A study of U.S. high school students provides additional evidence that eating disorders may be contagious.

In a study, researchers found that binging, fasting, diet pill use and other eating disorder symptoms clustered within counties, particularly among female students.

"These findings confirm the strong social influences on female adolescents in the U.S. to be thin, sometimes using unhealthy behaviors to achieve this goal," the researchers write in the current issue of the International Journal of Eating Disorders.

Research in the 1980s in female college students first suggested that disordered eating behavior spread through "social contagion," demonstrating that binge eating clustered within sororities, Dr. Valerie L. Forman-Hoffman and Cassie L. Cunningham of the VA Iowa City Health Care System note in their report.

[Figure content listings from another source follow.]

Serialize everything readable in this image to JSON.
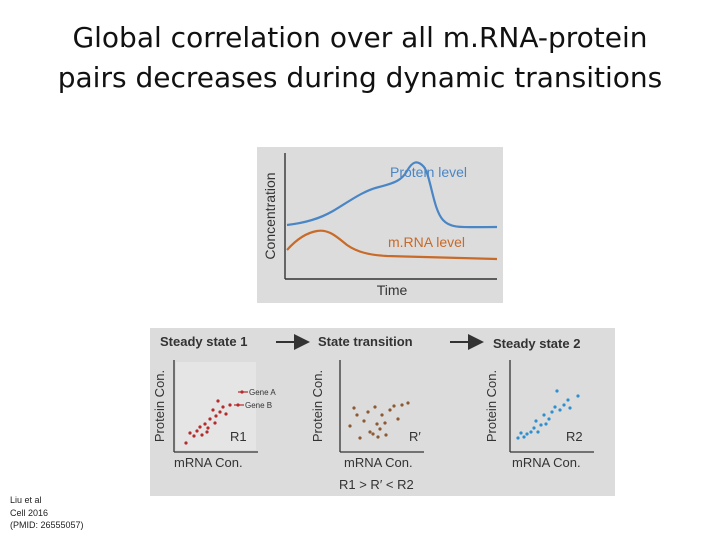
{
  "title": {
    "line1": "Global correlation over all m.RNA-protein",
    "line2": "pairs decreases during dynamic transitions"
  },
  "top_figure": {
    "y_axis_label": "Concentration",
    "x_axis_label": "Time",
    "protein_label": "Protein level",
    "mrna_label": "m.RNA level",
    "colors": {
      "protein": "#4a86c5",
      "mrna": "#c86a28",
      "background": "#dcdcdc"
    }
  },
  "bottom_figure": {
    "stage1": "Steady state 1",
    "stage2": "State transition",
    "stage3": "Steady state 2",
    "arrow_icon": "right-arrow-icon",
    "y_axis_label": "Protein Con.",
    "x_axis_label": "mRNA Con.",
    "r1": "R1",
    "r_prime": "R′",
    "r2": "R2",
    "relation": "R1 > R′ < R2",
    "legend_gene_a": "Gene A",
    "legend_gene_b": "Gene B",
    "colors": {
      "panel1": "#b52a2a",
      "panel2": "#8c5a32",
      "panel3": "#2e8fcf"
    }
  },
  "citation": {
    "line1": "Liu et al",
    "line2": "Cell 2016",
    "line3": "(PMID: 26555057)"
  }
}
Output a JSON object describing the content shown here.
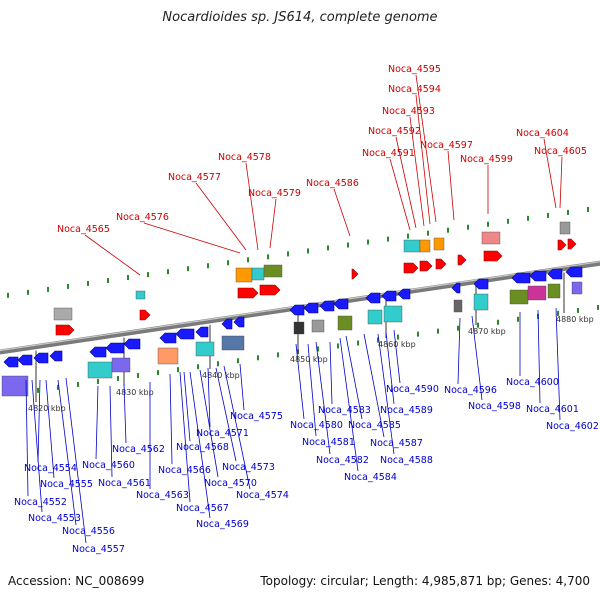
{
  "title": "Nocardioides sp. JS614, complete genome",
  "accession": "Accession: NC_008699",
  "summary": "Topology: circular; Length: 4,985,871 bp; Genes: 4,700",
  "colors": {
    "forward_label": "#cc0000",
    "reverse_label": "#0000cc",
    "forward_gene": "#ff0000",
    "reverse_gene": "#1a1aff",
    "track": "#888888",
    "tick": "#2a8a2a"
  },
  "kbp_ticks": [
    "4820 kbp",
    "4830 kbp",
    "4840 kbp",
    "4850 kbp",
    "4860 kbp",
    "4870 kbp",
    "4880 kbp"
  ],
  "forward_labels": [
    "Noca_4565",
    "Noca_4576",
    "Noca_4577",
    "Noca_4578",
    "Noca_4579",
    "Noca_4586",
    "Noca_4591",
    "Noca_4592",
    "Noca_4593",
    "Noca_4594",
    "Noca_4595",
    "Noca_4597",
    "Noca_4599",
    "Noca_4604",
    "Noca_4605"
  ],
  "reverse_labels": [
    "Noca_4552",
    "Noca_4553",
    "Noca_4554",
    "Noca_4555",
    "Noca_4556",
    "Noca_4557",
    "Noca_4560",
    "Noca_4561",
    "Noca_4562",
    "Noca_4563",
    "Noca_4566",
    "Noca_4567",
    "Noca_4568",
    "Noca_4569",
    "Noca_4570",
    "Noca_4571",
    "Noca_4573",
    "Noca_4574",
    "Noca_4575",
    "Noca_4580",
    "Noca_4581",
    "Noca_4582",
    "Noca_4583",
    "Noca_4584",
    "Noca_4585",
    "Noca_4587",
    "Noca_4588",
    "Noca_4589",
    "Noca_4590",
    "Noca_4596",
    "Noca_4598",
    "Noca_4600",
    "Noca_4601",
    "Noca_4602"
  ]
}
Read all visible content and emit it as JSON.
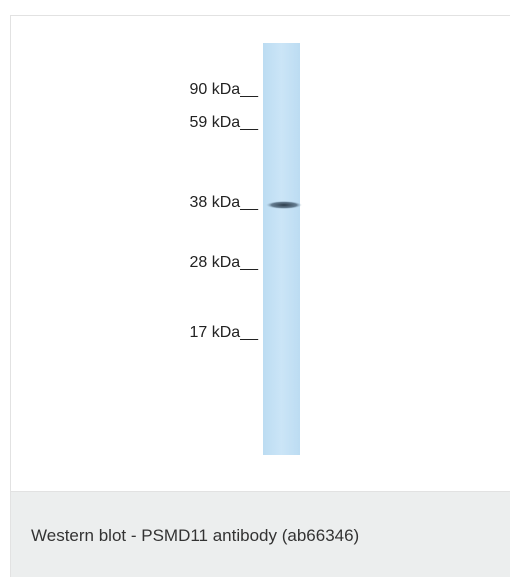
{
  "figure": {
    "markers": [
      "90 kDa__",
      "59 kDa__",
      "38 kDa__",
      "28 kDa__",
      "17 kDa__"
    ]
  },
  "caption": "Western blot - PSMD11 antibody (ab66346)"
}
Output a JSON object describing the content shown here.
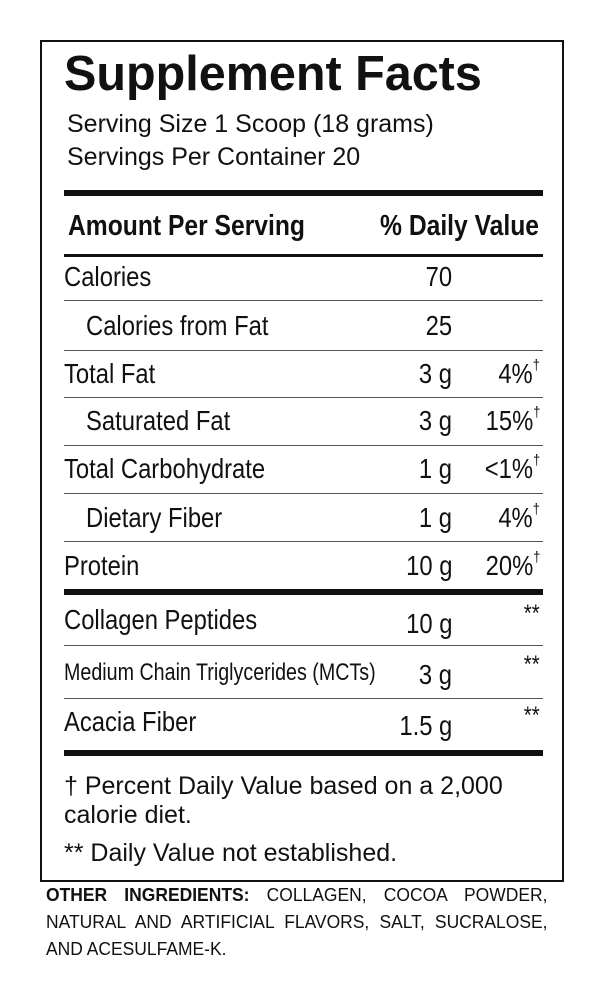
{
  "title": "Supplement Facts",
  "serving_size": "Serving Size 1 Scoop (18 grams)",
  "servings_per_container": "Servings Per Container 20",
  "header": {
    "amount": "Amount Per Serving",
    "daily_value": "% Daily Value"
  },
  "rows": [
    {
      "label": "Calories",
      "amount": "70"
    },
    {
      "label": "Calories from Fat",
      "amount": "25"
    },
    {
      "label": "Total Fat",
      "amount": "3 g",
      "dv": "4%",
      "dv_mark": "†"
    },
    {
      "label": "Saturated Fat",
      "amount": "3 g",
      "dv": "15%",
      "dv_mark": "†"
    },
    {
      "label": "Total Carbohydrate",
      "amount": "1 g",
      "dv": "<1%",
      "dv_mark": "†"
    },
    {
      "label": "Dietary Fiber",
      "amount": "1 g",
      "dv": "4%",
      "dv_mark": "†"
    },
    {
      "label": "Protein",
      "amount": "10 g",
      "dv": "20%",
      "dv_mark": "†"
    },
    {
      "label": "Collagen Peptides",
      "amount": "10 g",
      "dv": "**"
    },
    {
      "label": "Medium Chain Triglycerides (MCTs)",
      "amount": "3 g",
      "dv": "**"
    },
    {
      "label": "Acacia Fiber",
      "amount": "1.5 g",
      "dv": "**"
    }
  ],
  "footnotes": [
    "† Percent Daily Value based on a 2,000 calorie diet.",
    "** Daily Value not established."
  ],
  "other_ingredients": {
    "label": "OTHER INGREDIENTS:",
    "text": "COLLAGEN, COCOA POWDER, NATURAL AND ARTIFICIAL FLAVORS, SALT, SUCRALOSE, AND ACESULFAME-K."
  }
}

In the current study, they looked at whether a similar pattern would be seen among high school students at the county-wide level by analyzing nationally representative data on 15,349 high school students.

There was indeed a small but significant clustering effect, the researchers found. A pair of students from the same county was 4 percent to 10 percent more likely to share an eating-disordered behavior when compared to pairs in which each person came from a different county.

Severe food intake restriction, dieting, exercising and diet pill use all showed clustering by county, as did any weight control symptom overall or any eating disorder symptom. But no clustering was seen for purging, possibly due to the "secretive," less socially acceptable nature of this behavior, the researchers suggest.

Clustering patterns were the same in rural, suburban and urban counties.

While the study wasn't designed to look at why these behaviors might be clustering in certain counties, the researchers suggest that peer pressure, information sharing or students modeling their behavior on one another are possible mechanisms.

This is alarming, to say the least. But then, as I mentioned above, we are not isolated consciousnesses existing in a vacuum -- we are social creatures.